THERMALLY STABLE NANO-COMPOSITE OF ZRO2/MWCNT WITH STRONG INTERFACIAL INTERACTION AND TUNABLE PARTICLE SIZE


LIU, Changchang1, LEE, Sungchul2, SU, Dong3, PFEFFERLE, Lisa1 and HALLER, Gary1, (1)Department of Chemical and Environmental Engineering, Yale University, 9 Hillhouse Avenue Rm 220, New Haven, CT 06511, (2)Energy Laboratory, Corporate R&D Center, Samsung SDI Co., Ltd, 428-5, Gongse-dong, Giheung-gu, Yongin-si, Gyeonggi-do, 446-577, South Korea, (3)Center for Functional Nanomaterials, Brookhaven National Laboratory, Upton, NY 11973, changchang.liu@yale.edu

This research is focused on the synthesis and characterization of a composite of ZrO2 nanoparticles uniformly decorating multi-walled carbon nanotubes (MWCNT) with high dispersion. Using X-ray diffraction (XRD) and high-resolution transmission electron microscopy (HR-TEM), the ZrO2 were found to be 2-3 nm tetragonal crystalline nanoparticles. Strong interfacial interaction between the ZrO2 nanoparticles and the MWCNT surface was observed by near-edge X-ray absorption fine structure spectroscopy (NEXAFS) at the carbon K-edge and the oxygen K-edge, and this strong metal-oxide/support interaction through oxygen functionalities on the MWCNT surface leads to small ZrO2 particle size and thermal stability.

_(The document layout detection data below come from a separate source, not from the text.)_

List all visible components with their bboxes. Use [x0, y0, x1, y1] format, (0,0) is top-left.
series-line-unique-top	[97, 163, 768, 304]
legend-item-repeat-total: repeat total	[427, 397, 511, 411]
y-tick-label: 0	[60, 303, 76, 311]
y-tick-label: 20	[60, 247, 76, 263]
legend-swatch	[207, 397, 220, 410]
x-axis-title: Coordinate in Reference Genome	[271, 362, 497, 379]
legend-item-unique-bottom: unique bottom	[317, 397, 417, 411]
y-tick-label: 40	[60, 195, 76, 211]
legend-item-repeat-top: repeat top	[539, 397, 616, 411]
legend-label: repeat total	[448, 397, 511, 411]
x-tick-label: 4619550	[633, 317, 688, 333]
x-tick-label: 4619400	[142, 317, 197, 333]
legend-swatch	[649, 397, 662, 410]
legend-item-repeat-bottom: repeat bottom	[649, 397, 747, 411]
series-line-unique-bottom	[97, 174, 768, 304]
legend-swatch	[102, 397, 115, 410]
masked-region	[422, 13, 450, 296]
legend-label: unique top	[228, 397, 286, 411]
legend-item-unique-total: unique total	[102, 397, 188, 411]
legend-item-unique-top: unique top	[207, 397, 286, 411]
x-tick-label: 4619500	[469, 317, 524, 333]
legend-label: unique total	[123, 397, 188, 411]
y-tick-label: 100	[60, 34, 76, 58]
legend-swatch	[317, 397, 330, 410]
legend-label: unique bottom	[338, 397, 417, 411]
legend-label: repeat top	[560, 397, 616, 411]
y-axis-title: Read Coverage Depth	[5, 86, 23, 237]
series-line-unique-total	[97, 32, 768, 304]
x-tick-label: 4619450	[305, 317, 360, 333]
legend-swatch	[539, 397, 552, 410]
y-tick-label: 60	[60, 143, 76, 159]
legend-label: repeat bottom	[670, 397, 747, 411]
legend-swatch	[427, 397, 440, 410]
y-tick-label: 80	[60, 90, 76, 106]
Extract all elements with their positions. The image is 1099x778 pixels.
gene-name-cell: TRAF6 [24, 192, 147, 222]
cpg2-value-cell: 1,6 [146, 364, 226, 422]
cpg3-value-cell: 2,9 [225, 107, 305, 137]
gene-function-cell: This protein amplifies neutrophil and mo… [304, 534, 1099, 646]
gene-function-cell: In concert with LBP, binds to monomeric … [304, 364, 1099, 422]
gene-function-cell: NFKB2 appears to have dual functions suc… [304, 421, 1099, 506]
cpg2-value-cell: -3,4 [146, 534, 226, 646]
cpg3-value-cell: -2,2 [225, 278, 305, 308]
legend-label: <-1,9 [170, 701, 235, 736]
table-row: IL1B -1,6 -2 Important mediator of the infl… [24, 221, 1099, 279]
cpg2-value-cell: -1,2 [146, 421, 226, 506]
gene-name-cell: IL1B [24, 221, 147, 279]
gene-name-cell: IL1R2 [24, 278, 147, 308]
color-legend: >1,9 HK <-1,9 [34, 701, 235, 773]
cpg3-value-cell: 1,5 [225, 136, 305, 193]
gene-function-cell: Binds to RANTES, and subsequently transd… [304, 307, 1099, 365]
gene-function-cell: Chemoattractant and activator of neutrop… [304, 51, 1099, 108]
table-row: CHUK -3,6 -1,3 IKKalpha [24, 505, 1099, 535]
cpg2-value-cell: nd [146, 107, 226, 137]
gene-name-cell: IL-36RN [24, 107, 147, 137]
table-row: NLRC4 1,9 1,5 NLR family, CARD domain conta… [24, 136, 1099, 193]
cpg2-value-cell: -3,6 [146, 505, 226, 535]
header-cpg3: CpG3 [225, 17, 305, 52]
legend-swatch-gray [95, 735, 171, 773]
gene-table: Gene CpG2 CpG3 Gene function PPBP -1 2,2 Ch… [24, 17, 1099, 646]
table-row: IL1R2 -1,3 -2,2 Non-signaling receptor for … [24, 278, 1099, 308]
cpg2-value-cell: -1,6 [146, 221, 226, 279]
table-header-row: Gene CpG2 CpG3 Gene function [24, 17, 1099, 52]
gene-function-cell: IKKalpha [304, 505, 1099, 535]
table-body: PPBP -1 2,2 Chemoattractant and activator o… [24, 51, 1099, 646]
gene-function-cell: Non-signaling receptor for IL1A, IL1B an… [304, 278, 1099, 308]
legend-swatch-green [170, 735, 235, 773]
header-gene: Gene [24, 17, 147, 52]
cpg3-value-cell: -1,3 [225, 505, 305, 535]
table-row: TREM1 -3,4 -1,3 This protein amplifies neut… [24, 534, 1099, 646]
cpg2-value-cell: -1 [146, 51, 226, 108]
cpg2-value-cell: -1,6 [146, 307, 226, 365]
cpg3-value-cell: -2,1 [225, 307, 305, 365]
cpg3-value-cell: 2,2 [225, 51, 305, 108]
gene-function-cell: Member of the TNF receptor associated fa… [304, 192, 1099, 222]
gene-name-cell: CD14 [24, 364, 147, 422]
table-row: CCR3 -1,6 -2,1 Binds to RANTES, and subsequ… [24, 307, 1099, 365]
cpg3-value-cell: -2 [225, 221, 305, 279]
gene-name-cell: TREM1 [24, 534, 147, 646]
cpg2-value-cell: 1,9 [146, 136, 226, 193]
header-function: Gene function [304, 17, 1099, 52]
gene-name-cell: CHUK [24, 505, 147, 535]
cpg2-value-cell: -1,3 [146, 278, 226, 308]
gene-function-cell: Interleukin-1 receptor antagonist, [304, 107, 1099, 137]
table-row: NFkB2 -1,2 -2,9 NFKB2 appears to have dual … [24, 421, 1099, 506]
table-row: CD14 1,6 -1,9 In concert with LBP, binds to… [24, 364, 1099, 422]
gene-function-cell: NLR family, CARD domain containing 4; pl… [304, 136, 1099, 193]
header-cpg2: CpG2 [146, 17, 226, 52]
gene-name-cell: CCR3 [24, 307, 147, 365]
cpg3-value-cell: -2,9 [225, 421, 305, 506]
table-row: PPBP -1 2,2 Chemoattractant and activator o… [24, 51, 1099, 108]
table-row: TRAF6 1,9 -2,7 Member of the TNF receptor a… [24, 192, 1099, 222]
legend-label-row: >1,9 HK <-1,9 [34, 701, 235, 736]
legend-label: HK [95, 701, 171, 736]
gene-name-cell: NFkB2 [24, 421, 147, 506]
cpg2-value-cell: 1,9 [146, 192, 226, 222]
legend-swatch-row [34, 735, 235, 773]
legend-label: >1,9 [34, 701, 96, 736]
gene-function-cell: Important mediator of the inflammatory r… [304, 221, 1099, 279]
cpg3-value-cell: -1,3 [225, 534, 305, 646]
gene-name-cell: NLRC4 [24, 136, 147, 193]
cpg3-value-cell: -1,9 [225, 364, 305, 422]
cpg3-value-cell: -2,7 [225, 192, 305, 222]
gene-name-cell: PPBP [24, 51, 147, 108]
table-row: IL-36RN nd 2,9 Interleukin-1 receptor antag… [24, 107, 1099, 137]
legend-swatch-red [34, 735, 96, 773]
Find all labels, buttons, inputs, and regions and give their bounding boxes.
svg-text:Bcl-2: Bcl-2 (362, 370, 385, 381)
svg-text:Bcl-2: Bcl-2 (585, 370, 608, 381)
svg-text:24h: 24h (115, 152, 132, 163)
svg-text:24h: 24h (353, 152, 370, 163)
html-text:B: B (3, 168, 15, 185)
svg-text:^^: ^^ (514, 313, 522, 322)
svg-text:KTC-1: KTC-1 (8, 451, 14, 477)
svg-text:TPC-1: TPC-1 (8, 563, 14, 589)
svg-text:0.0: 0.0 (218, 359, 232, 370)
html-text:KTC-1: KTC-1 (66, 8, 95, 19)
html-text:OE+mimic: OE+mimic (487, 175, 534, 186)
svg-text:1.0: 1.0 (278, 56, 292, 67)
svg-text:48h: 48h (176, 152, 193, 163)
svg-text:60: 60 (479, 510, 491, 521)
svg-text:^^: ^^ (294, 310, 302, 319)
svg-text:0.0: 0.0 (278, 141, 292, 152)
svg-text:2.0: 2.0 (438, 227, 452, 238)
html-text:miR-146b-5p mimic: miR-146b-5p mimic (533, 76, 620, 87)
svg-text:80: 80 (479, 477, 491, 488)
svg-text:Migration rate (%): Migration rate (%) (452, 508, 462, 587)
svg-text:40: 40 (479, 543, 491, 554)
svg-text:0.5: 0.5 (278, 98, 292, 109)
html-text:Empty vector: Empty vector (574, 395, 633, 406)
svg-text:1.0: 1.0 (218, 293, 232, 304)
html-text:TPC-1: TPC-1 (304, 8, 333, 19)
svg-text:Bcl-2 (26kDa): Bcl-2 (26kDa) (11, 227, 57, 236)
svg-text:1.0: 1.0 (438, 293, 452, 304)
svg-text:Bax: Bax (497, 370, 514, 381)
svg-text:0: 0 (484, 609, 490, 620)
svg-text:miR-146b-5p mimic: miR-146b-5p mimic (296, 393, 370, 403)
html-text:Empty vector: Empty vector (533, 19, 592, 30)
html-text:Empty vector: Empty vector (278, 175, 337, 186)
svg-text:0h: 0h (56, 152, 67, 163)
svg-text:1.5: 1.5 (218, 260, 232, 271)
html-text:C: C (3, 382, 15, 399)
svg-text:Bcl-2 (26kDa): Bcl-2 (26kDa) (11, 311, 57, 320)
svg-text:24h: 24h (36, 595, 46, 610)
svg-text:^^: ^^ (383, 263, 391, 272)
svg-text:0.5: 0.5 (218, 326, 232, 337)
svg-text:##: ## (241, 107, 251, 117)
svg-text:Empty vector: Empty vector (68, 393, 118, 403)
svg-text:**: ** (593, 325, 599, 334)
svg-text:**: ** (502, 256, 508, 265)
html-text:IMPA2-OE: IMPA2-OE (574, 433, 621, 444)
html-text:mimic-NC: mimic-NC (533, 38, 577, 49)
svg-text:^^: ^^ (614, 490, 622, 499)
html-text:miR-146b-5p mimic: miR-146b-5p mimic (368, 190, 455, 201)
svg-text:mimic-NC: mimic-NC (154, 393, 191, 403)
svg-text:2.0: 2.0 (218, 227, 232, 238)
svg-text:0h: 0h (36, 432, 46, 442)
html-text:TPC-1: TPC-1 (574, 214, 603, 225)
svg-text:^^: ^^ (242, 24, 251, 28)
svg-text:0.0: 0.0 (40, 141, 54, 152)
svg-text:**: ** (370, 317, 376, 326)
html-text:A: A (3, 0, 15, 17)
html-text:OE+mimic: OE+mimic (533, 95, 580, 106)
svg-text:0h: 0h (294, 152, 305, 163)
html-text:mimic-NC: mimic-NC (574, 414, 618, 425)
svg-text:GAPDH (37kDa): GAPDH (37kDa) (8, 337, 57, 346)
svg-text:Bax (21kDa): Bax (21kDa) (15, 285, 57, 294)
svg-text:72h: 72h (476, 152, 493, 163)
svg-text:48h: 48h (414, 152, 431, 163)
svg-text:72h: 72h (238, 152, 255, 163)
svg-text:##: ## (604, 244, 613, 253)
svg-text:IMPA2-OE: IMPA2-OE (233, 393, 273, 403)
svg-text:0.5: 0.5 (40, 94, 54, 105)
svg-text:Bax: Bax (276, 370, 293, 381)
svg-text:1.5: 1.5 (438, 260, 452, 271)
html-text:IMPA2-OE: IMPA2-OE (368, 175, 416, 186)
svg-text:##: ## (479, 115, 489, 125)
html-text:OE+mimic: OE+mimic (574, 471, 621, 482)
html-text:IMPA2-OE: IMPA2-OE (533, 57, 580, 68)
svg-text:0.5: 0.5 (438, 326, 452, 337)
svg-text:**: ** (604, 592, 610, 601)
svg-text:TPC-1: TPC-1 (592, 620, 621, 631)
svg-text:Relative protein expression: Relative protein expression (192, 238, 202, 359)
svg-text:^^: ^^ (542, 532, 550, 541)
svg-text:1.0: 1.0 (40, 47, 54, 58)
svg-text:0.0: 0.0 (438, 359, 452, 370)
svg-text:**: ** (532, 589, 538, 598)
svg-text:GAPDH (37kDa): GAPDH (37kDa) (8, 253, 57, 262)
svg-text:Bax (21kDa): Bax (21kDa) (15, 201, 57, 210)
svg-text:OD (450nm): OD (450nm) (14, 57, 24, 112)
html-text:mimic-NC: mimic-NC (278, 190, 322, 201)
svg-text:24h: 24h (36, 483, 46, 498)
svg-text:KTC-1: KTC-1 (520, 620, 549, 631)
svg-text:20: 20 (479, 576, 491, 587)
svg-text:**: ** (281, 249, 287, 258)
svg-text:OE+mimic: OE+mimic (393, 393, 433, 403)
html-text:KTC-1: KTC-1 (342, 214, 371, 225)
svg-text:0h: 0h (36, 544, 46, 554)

The ZrO2 particle size can be well tuned by varying ZrO2 loading and annealing temperature, as studied by XRD, HR-TEM, in-situ small-angle X-ray scattering (SAXS) and wide-angle X-ray scattering (WAXS), and NEXAFS. Such materials can be turned into solid acid catalysts by sulfur impregnation (S-ZrO2/MWCNT), which has potential applications in fuel cells and biomass processing.